Seu corpo foi velado na casa de seu amigo João Carapina, e o funeral, realizado no cemitério municipal, reuniu uma multidão – tornando-se o maior da história da cidade até então. Pessoas compareceram a pé, em carroças, charretes e até de avião. Moradores de cidades vizinhas também presenciaram o último adeus àquele que, ainda em vida, já era uma lenda.
O maior funeral da história local
O velório na casa de Carapina e o enterro no Cemitério Santo Antônio atraíram mais de mil pessoas. Durante o velório, o episódio que mais chamou atenção foi a chegada da fazendeira Madalena Vieira Moreira, viúva do deputado e ex-prefeito de Mirassol (SP) - Anísio José Moreira. Revoltada com a penhora de suas terras, Madalena teria adiantado 1.000 cruzeiros ao pistoleiro Camisa de Couro para garantir sua ação violenta. Ela desceu de um pequeno avião para confirmar que o pistoleiro realmente estivesse morto e exigiu que a sepultura, já quase selada, fosse reaberta — pedido atendido pelo coveiro local em troca de um pagamento generoso. Após constatar sua morte, a viúva retornou ao avião e partiu imediatamente.
Madalena era conhecida por sua ligação com Camisa de Couro e por seu envolvimento no assassinato do juiz Jaime Garcia Pereira, ocorrido dias após o enterro do pistoleiro. Esse vínculo ampliou a repercussão da morte de Camisa de Couro, transformando-o em uma figura ainda mais mítica, tanto em Três Lagoas quanto além de suas fronteiras.

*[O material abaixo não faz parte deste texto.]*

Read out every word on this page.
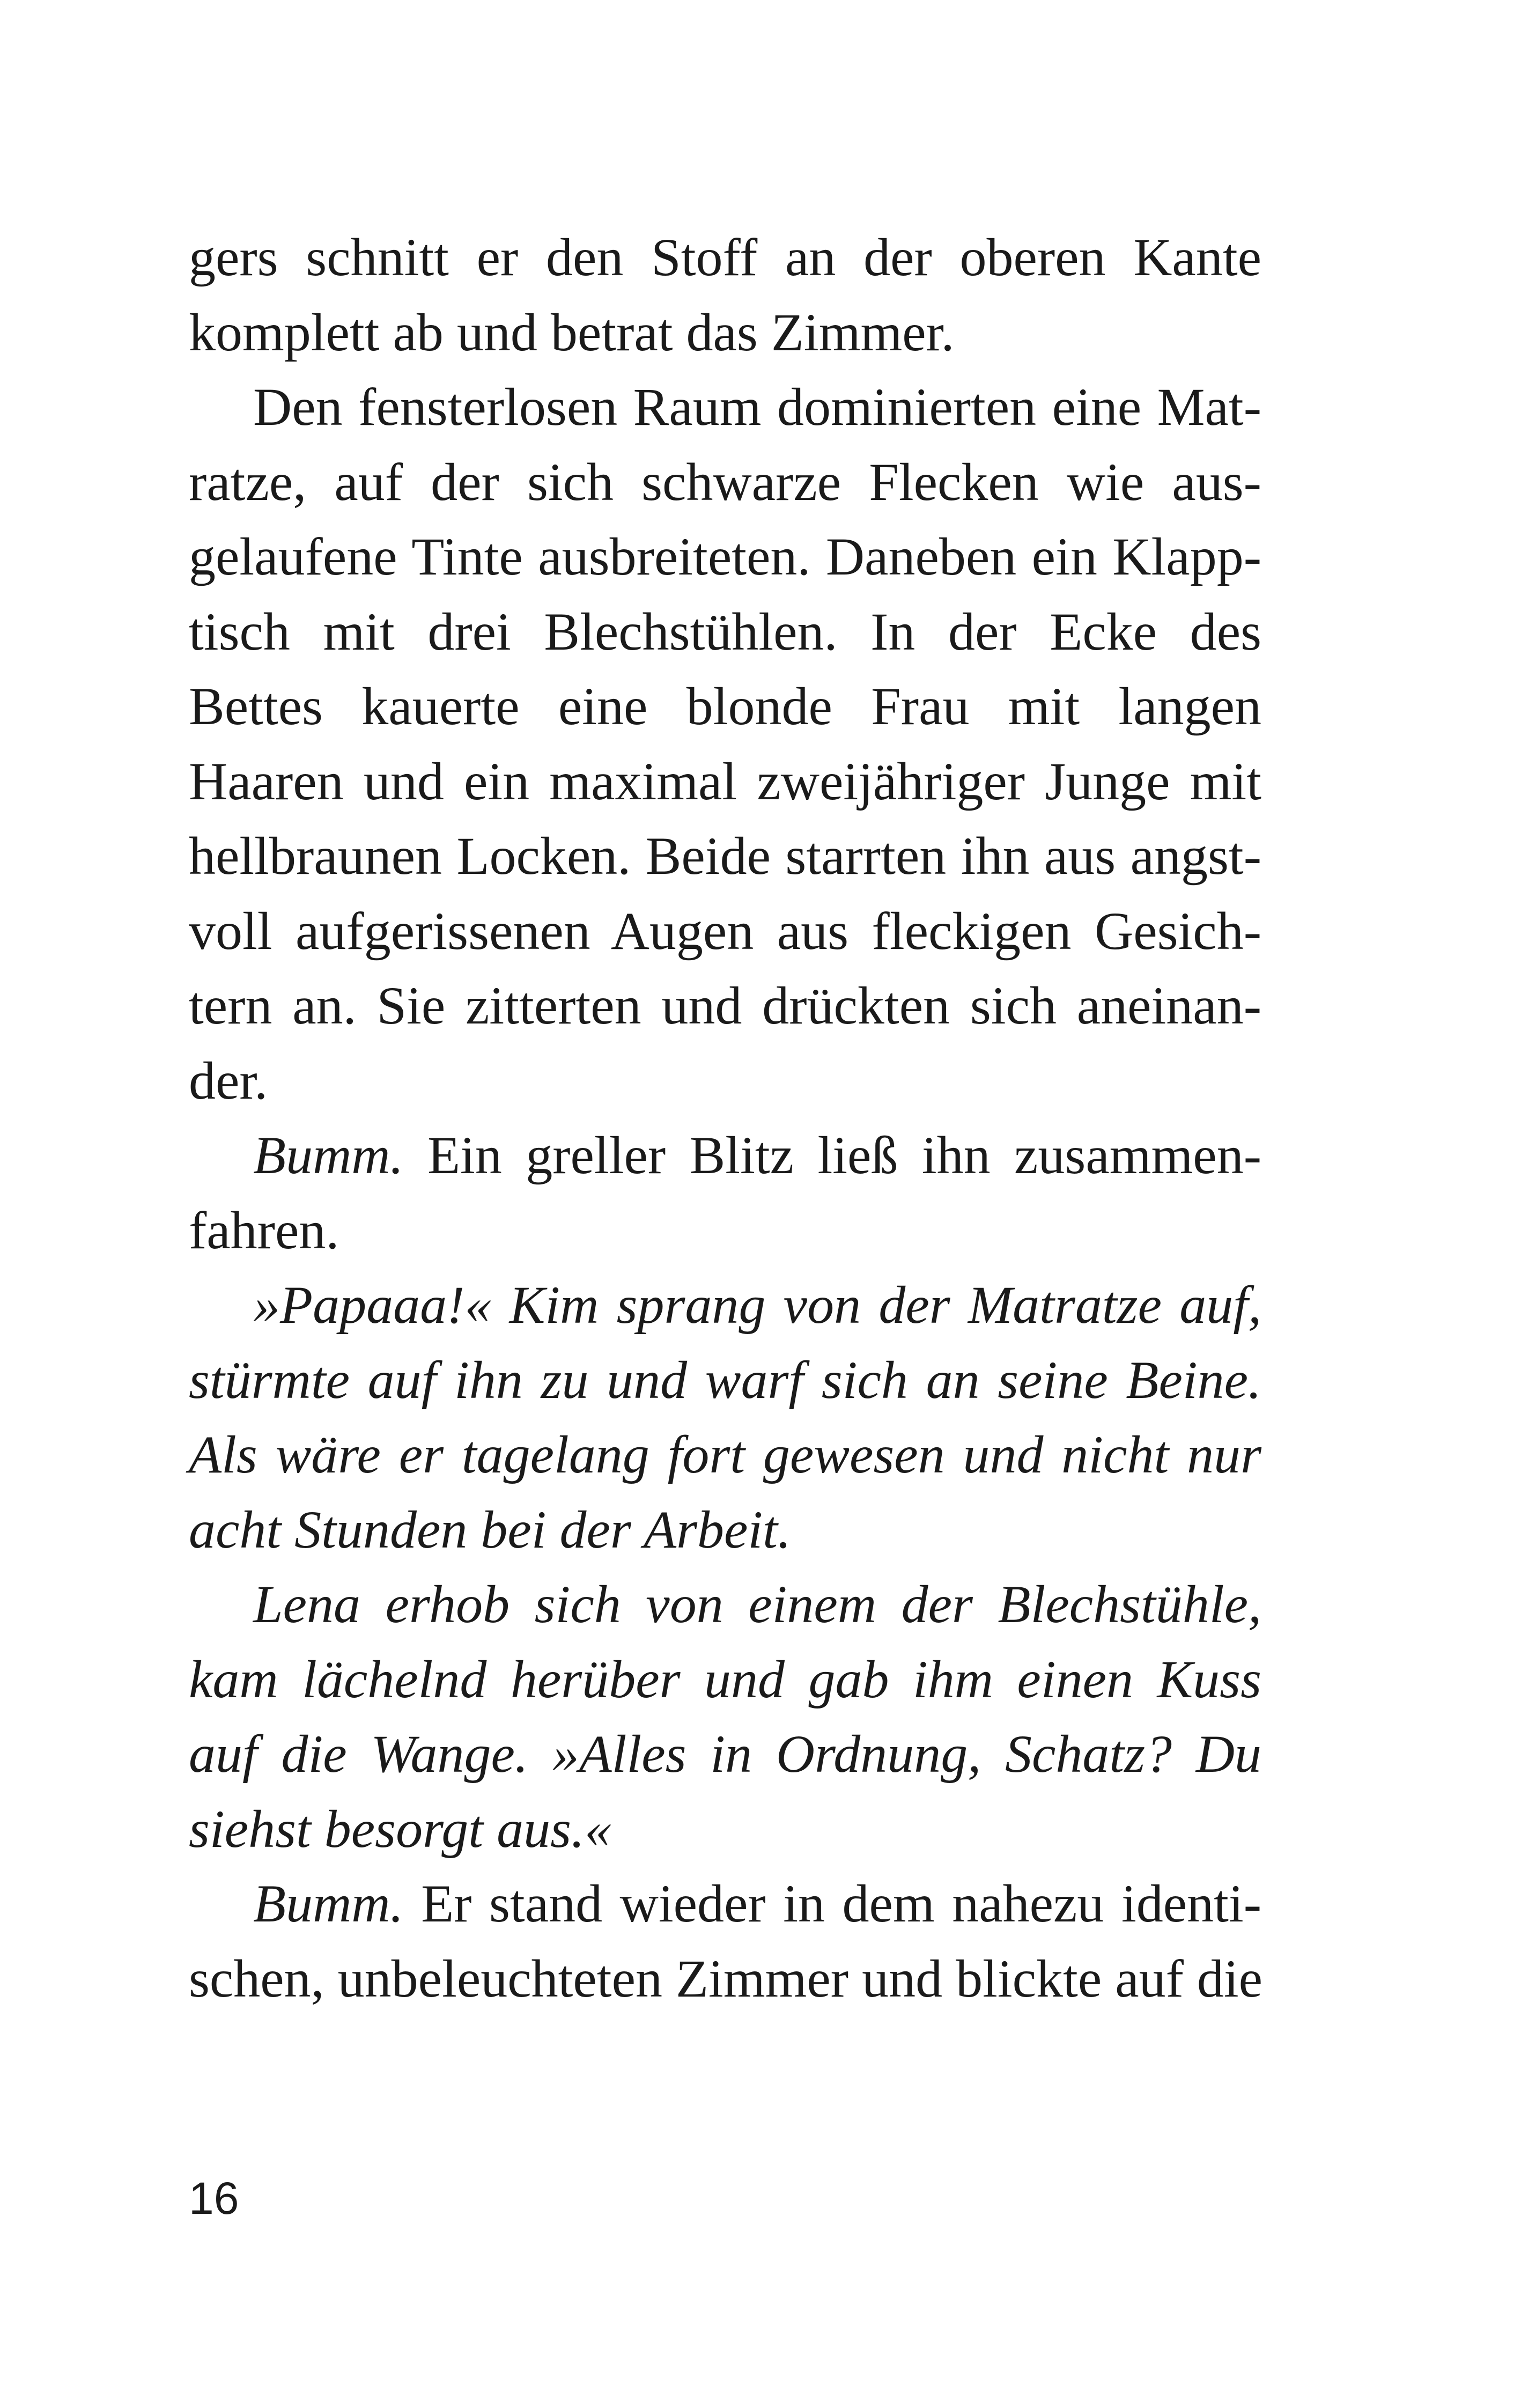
gers schnitt er den Stoff an der oberen Kante
komplett ab und betrat das Zimmer.
Den fensterlosen Raum dominierten eine Mat-
ratze, auf der sich schwarze Flecken wie aus-
gelaufene Tinte ausbreiteten. Daneben ein Klapp-
tisch mit drei Blechstühlen. In der Ecke des
Bettes kauerte eine blonde Frau mit langen
Haaren und ein maximal zweijähriger Junge mit
hellbraunen Locken. Beide starrten ihn aus angst-
voll aufgerissenen Augen aus fleckigen Gesich-
tern an. Sie zitterten und drückten sich aneinan-
der.
Bumm. Ein greller Blitz ließ ihn zusammen-
fahren.
»Papaaa!« Kim sprang von der Matratze auf,
stürmte auf ihn zu und warf sich an seine Beine.
Als wäre er tagelang fort gewesen und nicht nur
acht Stunden bei der Arbeit.
Lena erhob sich von einem der Blechstühle,
kam lächelnd herüber und gab ihm einen Kuss
auf die Wange. »Alles in Ordnung, Schatz? Du
siehst besorgt aus.«
Bumm. Er stand wieder in dem nahezu identi-
schen, unbeleuchteten Zimmer und blickte auf die
16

O tiro que saiu pela culatra
A morte de Camisa de Couro foi marcada por tentativas de apagar seu legado. Em meio à comoção popular, o crescente interesse pela figura do pistoleiro levou o fotógrafo local Foto Zaguir a comercializar imagens dele. No entanto, as autoridades agiram rapidamente: apreenderam os negativos e proibiram a venda de qualquer fotografia de Camisa de Couro. A medida, liderada pelo delegado Antônio Marques, tinha como objetivo evitar a exaltação de um criminoso e impedir sua glorificação. A censura, porém, surtiu o efeito oposto: o interesse público aumentou, alimentando ainda mais o mistério e a mítica em torno de sua figura.
Hoje, mais de 60 anos após sua morte, Camisa de Couro permanece uma figura paradoxal. Seu túmulo no Cemitério Santo Antônio recebe em média 283 visitas mensais, segundo dados de 2023. Pesquisa acadêmica da historiadora Beatriz Azevedo Araújo (PUC-SP), realizada em 2008, revelou na época que 72% dos treslagoenses ainda o associavam a "justiça", não a bandidismo.
A construção da Usina Hidrelétrica de Jupiá, que coincidiu com seus anos de atuação, criou uma cidade dividida: de um lado, operários que temiam a violência; de outro, uma sociedade que convivia com pistoleiros como parte da paisagem. Vereadores da época protestavam contra o "banditismo que mancha nossa imagem", mas pouco faziam para combatê-lo.
A figura de Camisa de Couro inspirou várias obras culturais, como o livro: “Camisa de Couro” e a densa trama das relações de poder que a criação de suas imagens na cidade de Três Lagoas, MS, 1959-1962″ (Beatriz de Castro Sanches Azevedo).
Na memória coletiva, Camisa de Couro encarna o espírito de uma época em que a lei frequentemente falhava, e homens armados ditavam suas próprias regras. Sua história - entre o mito e a realidade cruel - continua a fascinar, lembrando-nos que mesmo os personagens mais sombrios podem se tornar espelhos das contradições de seu tempo.